Monsieur le premier ministre, selon le présent code de la famille au Sénégal, seul un homme peut être reconnu comme chef de famille, décidant de quasiment tout.
- De l’endroit où vit la famille,
- à comment ou quand établir des documents administratifs à ses enfants,
- il est le chef suprême de la famille,
- il a le choix de ne pas reconnaitre ses enfants
- la recherche de paternité est interdite à la femme.
Mais tout ceci peut marcher si et seulement si ce père comprend son rôle et s’en acquitte. Dans le mariage, il arrive trop souvent que ce père à qui est assigné tous ces droits, se départisse de ses devoirs en abandonnant sa famille, laissant les enfants et leur mère à la merci d’une société si complexe. En cas de rupture du mariage, des pères qui ont ces droits, oublient qu’ils ont eu des enfants dans le mariage et disparaissent souvent de la vie de ces derniers à qui ont pourtant encore des devoirs. Dans toutes ces situations, la mère est obligée de combler le vide et de jouer le rôle de père. Alors comment y parviendra-t-elle si la loi ne lui donne même pas l’opportunité d’exercer pleinement l’autorité parentale sur ses enfants ? Tiendra-t-elle le coup si elle est entrainée dans des procédures qui ne finissent jamais ?
Au vu de ces nombreuses difficultés que vivent aujourd’hui les femmes avec leurs enfants, nous considérons que l’application de ses dispositions pose un problème et doivent être revues.
Ainsi, nous nous en remettons à vous monsieur le premier ministre ainsi qu’à votre gouvernement pour que la question de l’autorité parentale partagée fasse partie des points que vous aborderez dans ce conseil.

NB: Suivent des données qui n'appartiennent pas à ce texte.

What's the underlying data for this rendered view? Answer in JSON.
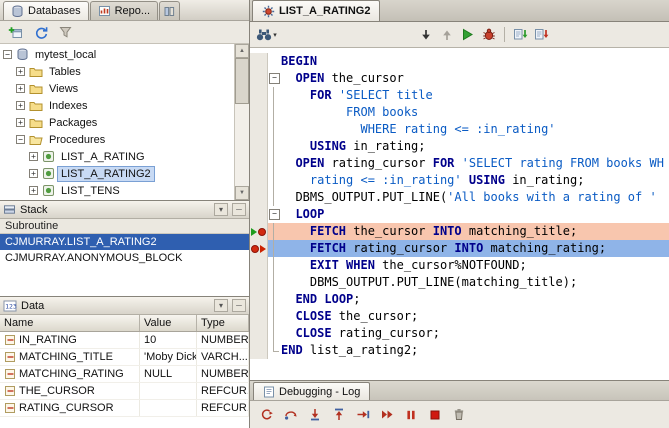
{
  "colors": {
    "selection_blue": "#2f5fb0",
    "tree_selection": "#c8daf4",
    "breakpoint_line_bg": "#f8c6ae",
    "current_line_bg": "#8fb4e8",
    "keyword_color": "#00008b",
    "string_color": "#0a5bc4",
    "run_green": "#33a033",
    "debug_red": "#c8402c"
  },
  "left_panel": {
    "tabs": [
      {
        "label": "Databases",
        "active": true,
        "icon": "database-icon"
      },
      {
        "label": "Repo...",
        "active": false,
        "icon": "reports-icon"
      },
      {
        "label": "",
        "active": false,
        "icon": "panels-icon"
      }
    ],
    "toolbar_icons": [
      "add-connection-icon",
      "refresh-icon",
      "filter-icon"
    ],
    "tree": {
      "items": [
        {
          "label": "mytest_local",
          "level": 0,
          "expand": "minus",
          "icon": "database-icon"
        },
        {
          "label": "Tables",
          "level": 1,
          "expand": "plus",
          "icon": "folder-icon"
        },
        {
          "label": "Views",
          "level": 1,
          "expand": "plus",
          "icon": "folder-icon"
        },
        {
          "label": "Indexes",
          "level": 1,
          "expand": "plus",
          "icon": "folder-icon"
        },
        {
          "label": "Packages",
          "level": 1,
          "expand": "plus",
          "icon": "folder-icon"
        },
        {
          "label": "Procedures",
          "level": 1,
          "expand": "minus",
          "icon": "folder-open-icon"
        },
        {
          "label": "LIST_A_RATING",
          "level": 2,
          "expand": "plus",
          "icon": "procedure-icon"
        },
        {
          "label": "LIST_A_RATING2",
          "level": 2,
          "expand": "plus",
          "icon": "procedure-icon",
          "selected": true
        },
        {
          "label": "LIST_TENS",
          "level": 2,
          "expand": "plus",
          "icon": "procedure-icon"
        }
      ]
    },
    "stack_panel": {
      "title": "Stack",
      "column_header": "Subroutine",
      "items": [
        {
          "label": "CJMURRAY.LIST_A_RATING2",
          "selected": true
        },
        {
          "label": "CJMURRAY.ANONYMOUS_BLOCK",
          "selected": false
        }
      ]
    },
    "data_panel": {
      "title": "Data",
      "columns": [
        "Name",
        "Value",
        "Type"
      ],
      "rows": [
        {
          "name": "IN_RATING",
          "value": "10",
          "type": "NUMBER"
        },
        {
          "name": "MATCHING_TITLE",
          "value": "'Moby Dick'",
          "type": "VARCH..."
        },
        {
          "name": "MATCHING_RATING",
          "value": "NULL",
          "type": "NUMBER"
        },
        {
          "name": "THE_CURSOR",
          "value": "",
          "type": "REFCUR..."
        },
        {
          "name": "RATING_CURSOR",
          "value": "",
          "type": "REFCUR..."
        }
      ]
    }
  },
  "editor": {
    "tab_label": "LIST_A_RATING2",
    "toolbar_icons": [
      "find-dropdown-icon",
      "navigate-next-icon",
      "navigate-previous-icon",
      "run-icon",
      "debug-icon",
      "compile-icon",
      "compile-for-debug-icon"
    ],
    "code_lines": [
      {
        "tokens": [
          [
            "k",
            "BEGIN"
          ]
        ]
      },
      {
        "fold": "box",
        "tokens": [
          [
            "p",
            "  "
          ],
          [
            "k",
            "OPEN"
          ],
          [
            "p",
            " the_cursor"
          ]
        ]
      },
      {
        "fold": "line",
        "tokens": [
          [
            "p",
            "    "
          ],
          [
            "k",
            "FOR"
          ],
          [
            "p",
            " "
          ],
          [
            "s",
            "'SELECT title"
          ]
        ]
      },
      {
        "fold": "line",
        "tokens": [
          [
            "s",
            "         FROM books"
          ]
        ]
      },
      {
        "fold": "line",
        "tokens": [
          [
            "s",
            "           WHERE rating <= :in_rating'"
          ]
        ]
      },
      {
        "fold": "line",
        "tokens": [
          [
            "p",
            "    "
          ],
          [
            "k",
            "USING"
          ],
          [
            "p",
            " in_rating;"
          ]
        ]
      },
      {
        "fold": "line",
        "tokens": [
          [
            "p",
            "  "
          ],
          [
            "k",
            "OPEN"
          ],
          [
            "p",
            " rating_cursor "
          ],
          [
            "k",
            "FOR"
          ],
          [
            "p",
            " "
          ],
          [
            "s",
            "'SELECT rating FROM books WH"
          ]
        ]
      },
      {
        "fold": "line",
        "tokens": [
          [
            "p",
            "    "
          ],
          [
            "s",
            "rating <= :in_rating'"
          ],
          [
            "p",
            " "
          ],
          [
            "k",
            "USING"
          ],
          [
            "p",
            " in_rating;"
          ]
        ]
      },
      {
        "fold": "line",
        "tokens": [
          [
            "p",
            "  DBMS_OUTPUT.PUT_LINE("
          ],
          [
            "s",
            "'All books with a rating of '"
          ]
        ]
      },
      {
        "fold": "box",
        "tokens": [
          [
            "p",
            "  "
          ],
          [
            "k",
            "LOOP"
          ]
        ]
      },
      {
        "fold": "line",
        "highlight": "breakpoint",
        "gutter": "exec-breakpoint",
        "tokens": [
          [
            "p",
            "    "
          ],
          [
            "k",
            "FETCH"
          ],
          [
            "p",
            " the_cursor "
          ],
          [
            "k",
            "INTO"
          ],
          [
            "p",
            " matching_title;"
          ]
        ]
      },
      {
        "fold": "line",
        "highlight": "current",
        "gutter": "breakpoint-arrow",
        "tokens": [
          [
            "p",
            "    "
          ],
          [
            "k",
            "FETCH"
          ],
          [
            "p",
            " rating_cursor "
          ],
          [
            "k",
            "INTO"
          ],
          [
            "p",
            " matching_rating;"
          ]
        ]
      },
      {
        "fold": "line",
        "tokens": [
          [
            "p",
            "    "
          ],
          [
            "k",
            "EXIT"
          ],
          [
            "p",
            " "
          ],
          [
            "k",
            "WHEN"
          ],
          [
            "p",
            " the_cursor%NOTFOUND;"
          ]
        ]
      },
      {
        "fold": "line",
        "tokens": [
          [
            "p",
            "    DBMS_OUTPUT.PUT_LINE(matching_title);"
          ]
        ]
      },
      {
        "fold": "line",
        "tokens": [
          [
            "p",
            "  "
          ],
          [
            "k",
            "END"
          ],
          [
            "p",
            " "
          ],
          [
            "k",
            "LOOP"
          ],
          [
            "p",
            ";"
          ]
        ]
      },
      {
        "fold": "line",
        "tokens": [
          [
            "p",
            "  "
          ],
          [
            "k",
            "CLOSE"
          ],
          [
            "p",
            " the_cursor;"
          ]
        ]
      },
      {
        "fold": "line",
        "tokens": [
          [
            "p",
            "  "
          ],
          [
            "k",
            "CLOSE"
          ],
          [
            "p",
            " rating_cursor;"
          ]
        ]
      },
      {
        "fold": "end",
        "tokens": [
          [
            "k",
            "END"
          ],
          [
            "p",
            " list_a_rating2;"
          ]
        ]
      }
    ]
  },
  "log_panel": {
    "tab_label": "Debugging - Log",
    "toolbar_icons": [
      "find-execution-point-icon",
      "step-over-icon",
      "step-into-icon",
      "step-out-icon",
      "step-to-end-icon",
      "resume-icon",
      "pause-icon",
      "terminate-icon",
      "delete-icon"
    ]
  }
}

Nous vous exhortons, Monsieur le Premier Ministre, ainsi que votre gouvernement, à prendre des mesures immédiates pour remédier à ces lacunes et garantir une protection efficace des droits et des intérêts des enfants et des parents au Sénégal.

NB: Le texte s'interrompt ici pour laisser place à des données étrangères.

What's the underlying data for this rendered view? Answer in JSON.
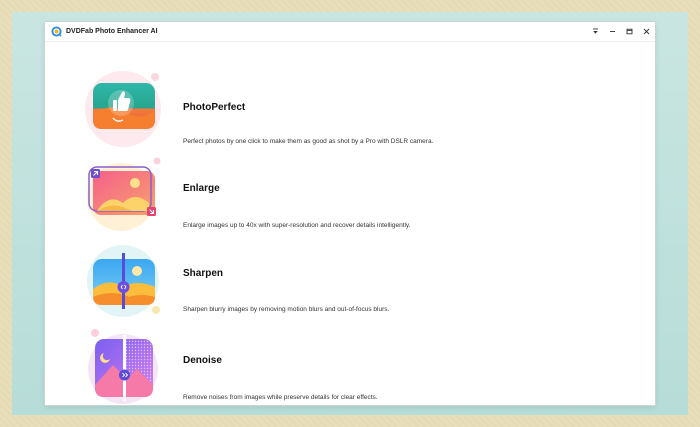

Cela pourrait inclure: une révision approfondie et une mise à jour du Code de la Famille pour garantir sa conformité avec les normes nationales et internationales en matière de protection de l’enfance et des droits de l’homme.
Un renforcement des mécanismes de protection des enfants et des parents, y compris la mise en place de services de médiation familiale et de soutien psychosocial.
Une sensibilisation accrue et une éducation du public sur les droits et les responsabilités des parents, ainsi que sur les recours disponibles en cas de violation de ces droits.
En prenant des mesures décisives pour résoudre ces problèmes, vous contribuerez, monsieur le premier ministre, à créer un environnement familial plus sûr, plus sain et plus épanouissant pour tous les citoyens sénégalais. Ainsi, vous pourrez être fier d’avoir pris les mesures qu’il faut pour préserver l’intérêt supérieur de tous les enfants du Sénégal.
Nous vous remercions de l’attention particulière que vous voudrez bien accorder à notre cri de cœur et espérons que vous prendrez des mesures promptes et efficaces pour y remédier.
Veuillez agréer, Monsieur le Premier Ministre, l’expression de nos salutations distinguées.